On Friday, Benjamin Storrow of E&E reported that thanks to Trump’s weakened ethics rules, there are now at least 15 political appointees at EPA, DOI and DOE who work on issues they lobbied for industry on. A top ethics official for the George W. Bush administration didn’t mince words when describing to E&E why this is so deeply problematic.
"Their area of expertise is persuading the government of what their client wants done,” Richard Painter told E&E. “That's a mentality that's hard to get out of. You've been selling a certain policy agenda for a long period of time. How do you go back to the folks in industry and say, 'I was shoveling bullshit for all those years; now I'm at the agency and have to look out for the public'?"
If anyone actually believes that such a turnaround is possible--that Pruitt and these various former lobbyists are actually putting the public ahead of polluters--we’d guess they’re probably dumb enough to fall for the other shenanigans the fossil fuel industry has been up to lately.

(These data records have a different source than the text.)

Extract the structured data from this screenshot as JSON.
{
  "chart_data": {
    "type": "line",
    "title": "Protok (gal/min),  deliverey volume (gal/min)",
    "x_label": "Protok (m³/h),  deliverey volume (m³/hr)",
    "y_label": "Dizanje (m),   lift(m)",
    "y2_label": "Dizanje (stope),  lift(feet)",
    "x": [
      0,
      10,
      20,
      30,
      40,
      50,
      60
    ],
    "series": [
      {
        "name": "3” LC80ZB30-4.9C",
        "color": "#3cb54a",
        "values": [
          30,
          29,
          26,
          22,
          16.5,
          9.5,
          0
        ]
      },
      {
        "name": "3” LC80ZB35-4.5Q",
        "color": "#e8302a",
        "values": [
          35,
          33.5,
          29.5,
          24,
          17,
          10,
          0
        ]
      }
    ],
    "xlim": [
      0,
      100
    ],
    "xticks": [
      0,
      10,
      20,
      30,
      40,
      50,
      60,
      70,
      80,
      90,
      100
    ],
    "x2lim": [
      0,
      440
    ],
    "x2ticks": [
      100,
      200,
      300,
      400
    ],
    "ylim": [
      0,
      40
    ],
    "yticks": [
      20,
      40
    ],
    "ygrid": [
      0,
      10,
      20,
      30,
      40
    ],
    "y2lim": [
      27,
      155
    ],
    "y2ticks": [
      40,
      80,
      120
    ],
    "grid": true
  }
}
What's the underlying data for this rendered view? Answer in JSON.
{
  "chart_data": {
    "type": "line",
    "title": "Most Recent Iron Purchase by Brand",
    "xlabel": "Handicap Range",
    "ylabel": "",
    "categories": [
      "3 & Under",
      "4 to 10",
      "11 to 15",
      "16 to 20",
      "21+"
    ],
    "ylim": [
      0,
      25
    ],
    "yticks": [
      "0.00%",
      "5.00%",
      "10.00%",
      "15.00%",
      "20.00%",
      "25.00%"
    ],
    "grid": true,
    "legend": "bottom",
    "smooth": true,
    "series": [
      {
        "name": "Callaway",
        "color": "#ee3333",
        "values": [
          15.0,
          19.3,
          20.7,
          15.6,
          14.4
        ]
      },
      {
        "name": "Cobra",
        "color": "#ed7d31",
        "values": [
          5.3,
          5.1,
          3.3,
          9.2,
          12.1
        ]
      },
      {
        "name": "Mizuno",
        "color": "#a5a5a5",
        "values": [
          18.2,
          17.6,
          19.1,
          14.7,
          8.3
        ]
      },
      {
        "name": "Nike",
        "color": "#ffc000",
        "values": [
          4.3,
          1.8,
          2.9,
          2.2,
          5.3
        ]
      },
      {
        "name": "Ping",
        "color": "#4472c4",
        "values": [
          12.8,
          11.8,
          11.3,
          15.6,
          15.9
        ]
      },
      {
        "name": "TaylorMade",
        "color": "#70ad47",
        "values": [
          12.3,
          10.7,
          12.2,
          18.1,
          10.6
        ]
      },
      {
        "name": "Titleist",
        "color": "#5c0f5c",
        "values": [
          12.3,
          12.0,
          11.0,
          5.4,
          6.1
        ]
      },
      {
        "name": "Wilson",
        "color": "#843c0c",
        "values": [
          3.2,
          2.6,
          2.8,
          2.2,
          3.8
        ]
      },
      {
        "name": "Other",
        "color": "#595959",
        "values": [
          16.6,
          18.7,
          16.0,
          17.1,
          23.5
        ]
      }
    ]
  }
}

Case in point: the latest effort from the National Association of Manufacturers, which makes no bones about its pro-industry stance and membership. The group’s latest venture is called the Manufacturer’s Accountability Project, which is running defense for ExxonKnew lawsuit by spinning conspiracy theories about the forces reporting on and bringing the case. To the group’s credit, industry doesn’t seem too concerned about hiding its identity while advancing a baldly pro-industry message.
On the other hand, a new report from the Public Accountability Institute reveals Enbridge’s influence on an April ‘17 paper about the economic benefits of the Enbridge pipeline. The study was ostensibly produced by the University of Minnesota Duluth, but the PAI report shows the study was paid for by Enbridge and uses data supplied by the company. But UMD and media covering the report weren’t up front about this biased provenance, giving an undue sheen of neutrality to a study that is clearly one-sided.
The most egregious recent example of industry pulling tricks comes from a group called Protect Our Pensions. A piece at Bloomberg BusinessWeek last week peeks under the astroturf of this supposedly grassroots group of police, firefighters, and teachers concerned about the impact of divesting from fossil fuels to their pensions. As Bloomberg reports, the group has only barely concealed its true identity as an industry PR effort. Bloomberg chronicles op-eds supposedly written by authors who had no clue how their name got on a byline, to members who don’t remember signing up, to website domain registration information: all signs point to the group being less a grassroots campaign of concerned public servants, and more a classic astroturf operation run by public relations groups. The money behind the campaign is unknown, but looking at their pro-fossil fuel message, one can only guess...
In a way it’s sad that industry still has to resort to these fake astroturf campaigns. Given that lobbyists are now “shoveling bullshit” from within the government, you would think they could grow some grassroots of their own.